Com os corpos embebecidos pela resistência, pela existência, pelos elos com a ancestralidade e na manutenção de suas culturas, esses povos sobreviveram e se dispersaram, fixando-se em outras aldeias e, também, permanecendo desaldeados. Na década de 1970, iniciaram os processos de retorno e retomada dos territórios. Há especificidade na demarcação de cada TI do Noroeste do Rio Grande do Sul e Oeste de Santa Catarina (D’ANGELIS, 1984; FERNANDES; PIOVEZANA, 2015; MARCON, 1994; NÖTZOLD; ROSA; BRINGMANN, 2012), isto é, cada TI tem sua história no resgate e na ocupação e assentamento das famílias nos territórios, mas imprescindível afirmar que as retomadas são fruto da luta permanente Kaingang. Conforme Kaingang (2020, p. 51): “A partir de 1970 foi marcada pela luta e autodemarcação das terras indígenas no Sul, na TI Nonoai, houve a retomada da terra que estava intrusada pelos colonos, movimento feito pelos Kaingang”.

A história da retomada das terras é presente na memória dos Kofá (mais velhos, anciãos):

Meu pai reunia todos os meus irmãos mais grande e contava que os brancos quando invadiram, chegavam e atiravam em crianças e mulheres, e quem conseguia se escapar na mata adentro fugia para outra Aldeia próxima, levou muito tempo assim, onde chegou um tempo em que os índios estavam cansados de andar fugindo e se reuniram todos os homens e começaram a planejar uma forma de expulsar os brancos de suas terras. (O. F.; Curso de Letras, TI Pinhalzinho-RS).

O branco compreende a terra como um bem, como um capital alienável e apropriável. Com o legado histórico de superioridade, aciona seus privilégios (recursos simbólicos) e os materializa com armas, com violência, com a morte. O que restava ao indígena era viver em fuga e ser acolhido pelos seus – os parentes. Contudo, os processos históricos têm demonstrado que a liberdade e a defesa da vida pulsam nos corpos expropriados, significando que os silêncios e os traumas da violência seriam transpostos em estratégias para voltar a viver no território. Histórias contadas e recontadas constituem momentos de aprendizagem e de valorização àqueles que viveram o processo de retomada.

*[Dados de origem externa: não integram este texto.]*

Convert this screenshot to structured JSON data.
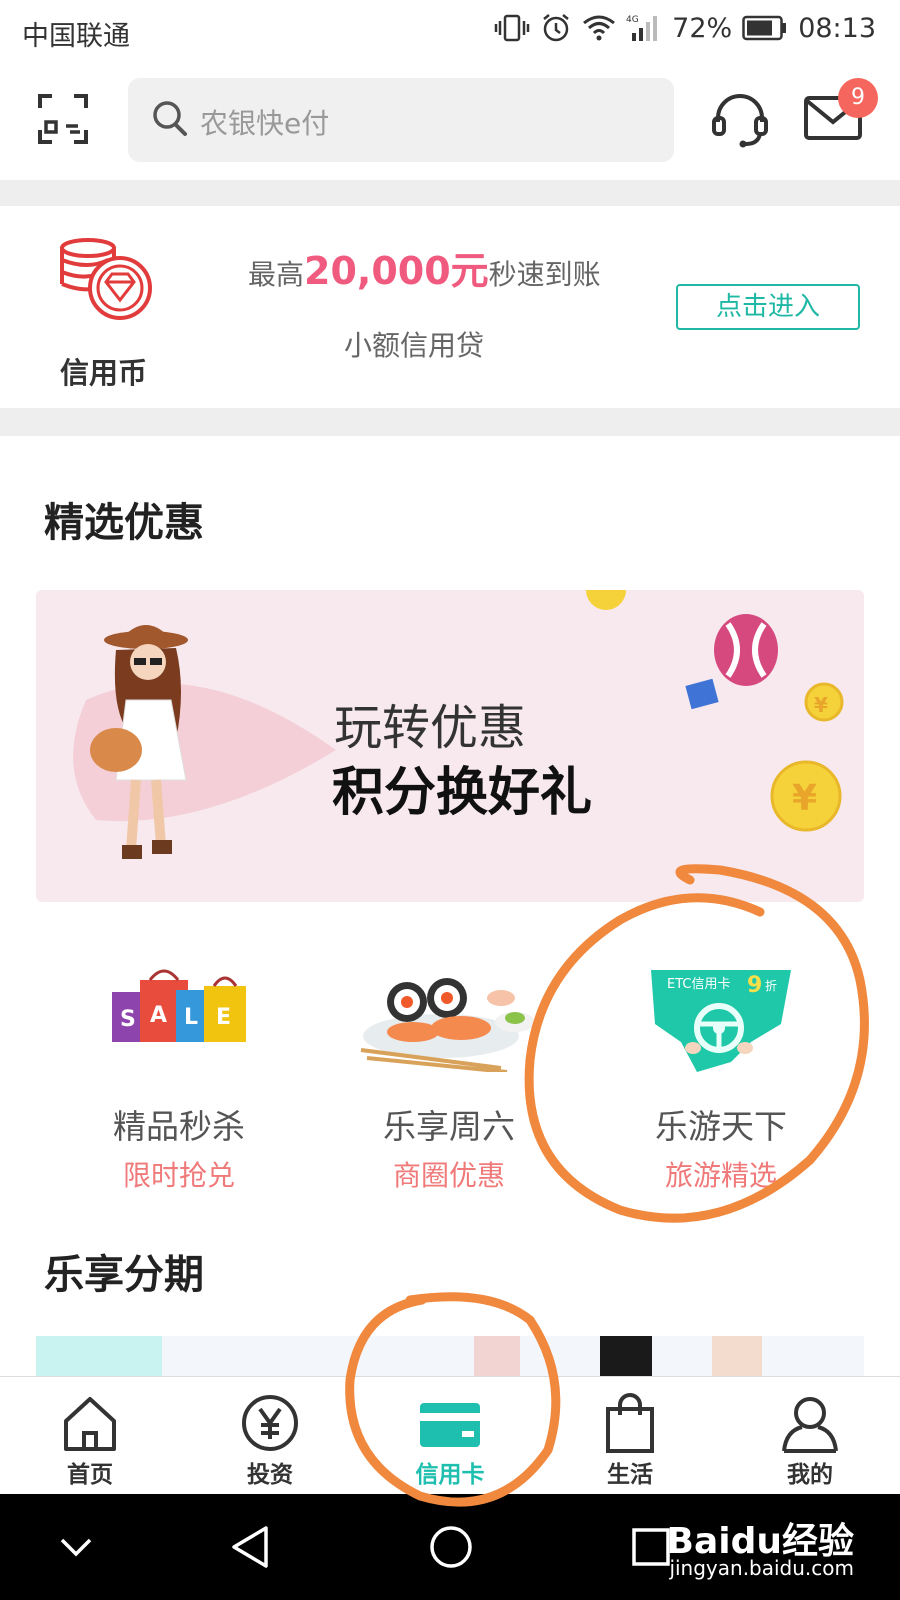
{
  "status_bar": {
    "carrier": "中国联通",
    "battery": "72%",
    "time": "08:13",
    "network": "4G"
  },
  "header": {
    "search_placeholder": "农银快e付",
    "mail_badge": "9"
  },
  "credit_coin": {
    "label": "信用币",
    "promo_prefix": "最高",
    "promo_amount": "20,000元",
    "promo_suffix": "秒速到账",
    "subtitle": "小额信用贷",
    "button": "点击进入"
  },
  "featured": {
    "title": "精选优惠",
    "banner": {
      "line1": "玩转优惠",
      "line2": "积分换好礼"
    },
    "categories": [
      {
        "name": "精品秒杀",
        "sub": "限时抢兑",
        "icon": "shopping-bags-icon"
      },
      {
        "name": "乐享周六",
        "sub": "商圈优惠",
        "icon": "sushi-icon"
      },
      {
        "name": "乐游天下",
        "sub": "旅游精选",
        "icon": "etc-card-icon",
        "badge_text": "ETC信用卡",
        "discount": "9",
        "discount_unit": "折"
      }
    ]
  },
  "installments": {
    "title": "乐享分期"
  },
  "tabs": [
    {
      "label": "首页",
      "icon": "home-icon"
    },
    {
      "label": "投资",
      "icon": "yen-icon"
    },
    {
      "label": "信用卡",
      "icon": "credit-card-icon",
      "active": true
    },
    {
      "label": "生活",
      "icon": "shopping-bag-icon"
    },
    {
      "label": "我的",
      "icon": "user-icon"
    }
  ],
  "watermark": {
    "brand": "Baidu经验",
    "url": "jingyan.baidu.com"
  },
  "colors": {
    "accent": "#1fbfb0",
    "promo": "#f05a7e",
    "annotation": "#f0883e",
    "badge": "#f5675e"
  }
}
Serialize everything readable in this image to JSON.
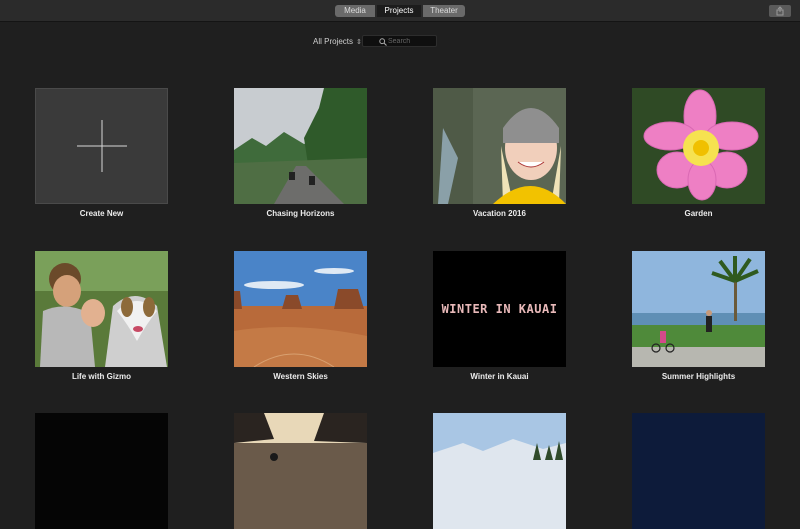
{
  "toolbar": {
    "tabs": [
      {
        "label": "Media"
      },
      {
        "label": "Projects"
      },
      {
        "label": "Theater"
      }
    ],
    "share_icon": "share-icon"
  },
  "filter": {
    "label": "All Projects"
  },
  "search": {
    "placeholder": "Search",
    "icon": "search-icon"
  },
  "projects": [
    {
      "title": "Create New"
    },
    {
      "title": "Chasing Horizons"
    },
    {
      "title": "Vacation 2016"
    },
    {
      "title": "Garden"
    },
    {
      "title": "Life with Gizmo"
    },
    {
      "title": "Western Skies"
    },
    {
      "title": "Winter in Kauai",
      "thumbnail_text": "WINTER IN KAUAI"
    },
    {
      "title": "Summer Highlights"
    }
  ],
  "colors": {
    "background": "#1f1f1f",
    "toolbar": "#2b2b2b",
    "segment": "#6a6a6a",
    "segment_selected": "#1c1c1c"
  }
}
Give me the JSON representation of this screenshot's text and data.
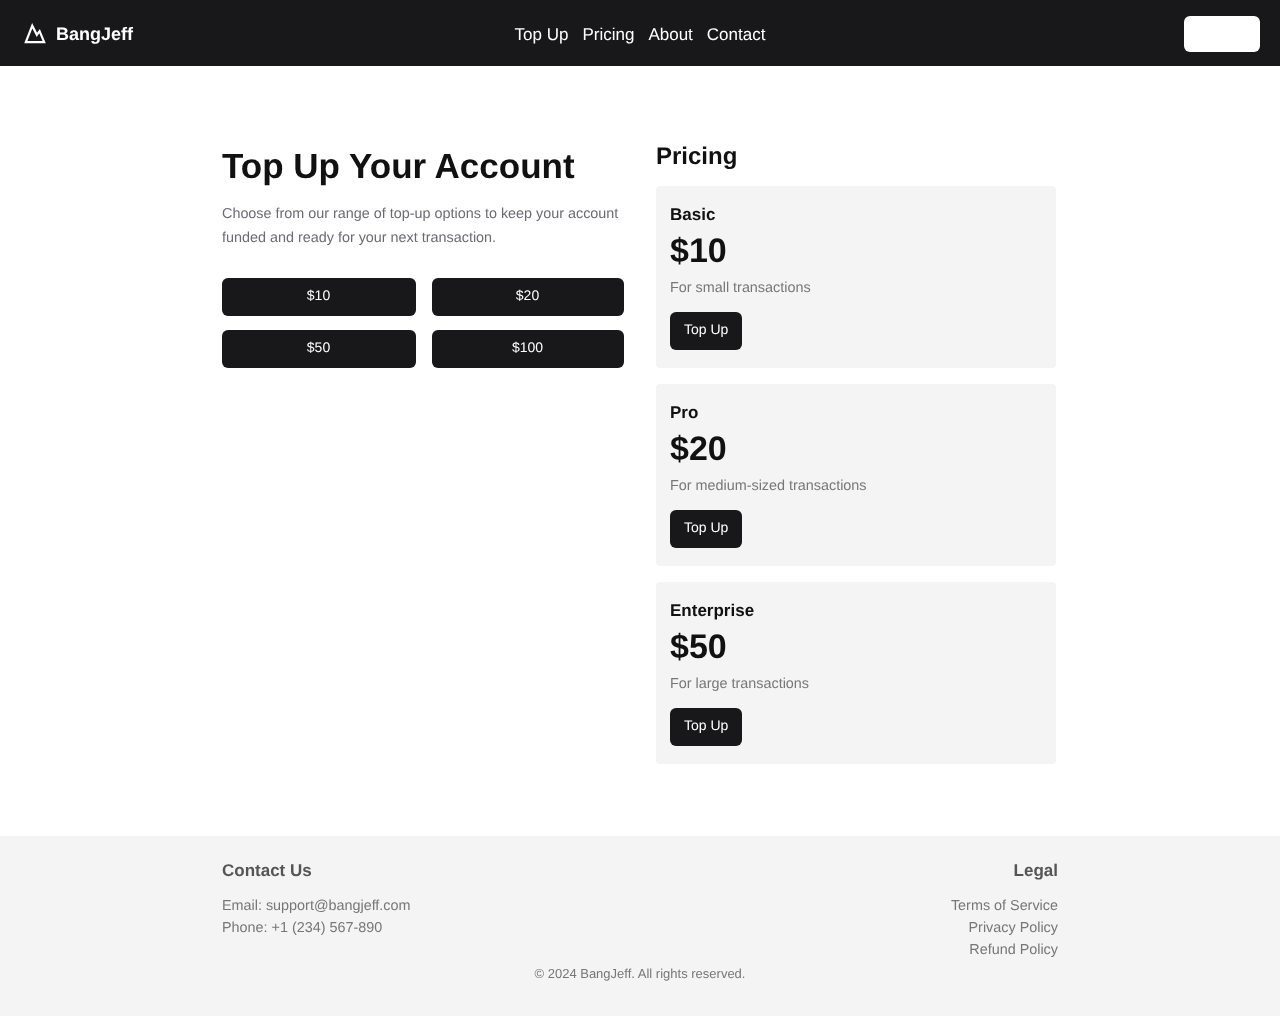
{
  "header": {
    "brand": "BangJeff",
    "nav": [
      "Top Up",
      "Pricing",
      "About",
      "Contact"
    ]
  },
  "topup": {
    "title": "Top Up Your Account",
    "description": "Choose from our range of top-up options to keep your account funded and ready for your next transaction.",
    "amounts": [
      "$10",
      "$20",
      "$50",
      "$100"
    ]
  },
  "pricing": {
    "title": "Pricing",
    "plans": [
      {
        "name": "Basic",
        "price": "$10",
        "note": "For small transactions",
        "button": "Top Up"
      },
      {
        "name": "Pro",
        "price": "$20",
        "note": "For medium-sized transactions",
        "button": "Top Up"
      },
      {
        "name": "Enterprise",
        "price": "$50",
        "note": "For large transactions",
        "button": "Top Up"
      }
    ]
  },
  "footer": {
    "contact_title": "Contact Us",
    "contact_lines": [
      "Email: support@bangjeff.com",
      "Phone: +1 (234) 567-890"
    ],
    "legal_title": "Legal",
    "legal_links": [
      "Terms of Service",
      "Privacy Policy",
      "Refund Policy"
    ],
    "copyright": "© 2024 BangJeff. All rights reserved."
  }
}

A experiência com a violência, a exclusão e o epistemicídio fizeram com que a retomada das terras não fosse lida apenas como acesso ao território tradicional, embora essa é, sem dúvidas, uma condição precípua. Com a terra também emerge a perspectiva de retomada das tradições, dos valores, dos saberes, não como restauração, mas como ressignificação. No processo de luta, emergem novos saberes, forjados na própria luta (SOUSA SANTOS, 2019), que demandam uma reorganização mais ampla do que “apenas” o acesso a sua terra. Na narrativa da estudante a seguir, há indicação de que a retomada de território viria acompanhada de discussões em torno da instituição escola e da escolarização para as crianças:

No dia 6 de novembro de 1996, a minha família se mudou para fazer a retomada da área indígena de Serrinha/RS [...]. Durante a retomada que não foi amigável, como a retomada foi em novembro os pais sentiram a necessidades dos filhos estudassem, então procuraram ajuda na FUNAI para que tomasse providência em questão da educação para os indígenas que estavam no acampamento na localidade do Alto Recreio, município de Ronda Alta para abrir vaga na escola mais próxima de onde os indígenas estavam acampados. (E. N., curso de História, TI Serrinha - RS).

A retomada do território foi/é conflituosa, indígenas versus colonos (TEDESCO, 2015) e, mesmo com as demarcações das TI sendo realizadas parcialmente, há o desejo, e a percepção da necessidade, de que as crianças frequentem a escola. O contato ocorreu em um primeiro momento com a Fundação Nacional do Índio (FUNAI), criada em 1967, órgão institucional com o dever de representação e defesa dos povos indígenas que, naquele momento, mediava a demarcação da TI e poderia acionar instituições educacionais com vistas ao ingresso das crianças em escolas. Podemos perceber a preocupação das lideranças indígenas com as crianças e seus processos de escolarização, quiçá este era um dos caminhos para inclusão e a manutenção cultural. E à medida que as TI tomavam forma, com as desapropriações dos que ocupavam esses territórios, as famílias indígenas começaram a se estabelecer em suas casas, cultivando suas roças. Nesse processo de estabelecimento, as crianças começavam a frequentar escolas próximas de suas residências. Em um primeiro momento, as escolas de brancos já existentes e após, por meio de solicitações e de mobilizações, a transformação das já existentes em escolas indígenas e a criação de novas. Para exemplificar, citamos a TI Toldo Chimbangue (Chapecó – SC), demarcada em 1985 e a transformação da escola de EF Irani, em escola de EF Fen’nó em 2004, em homenagem a liderança Ana da Luz Fortes do Nascimento – a índia Fen’nó (BRIGHENTI, 2014).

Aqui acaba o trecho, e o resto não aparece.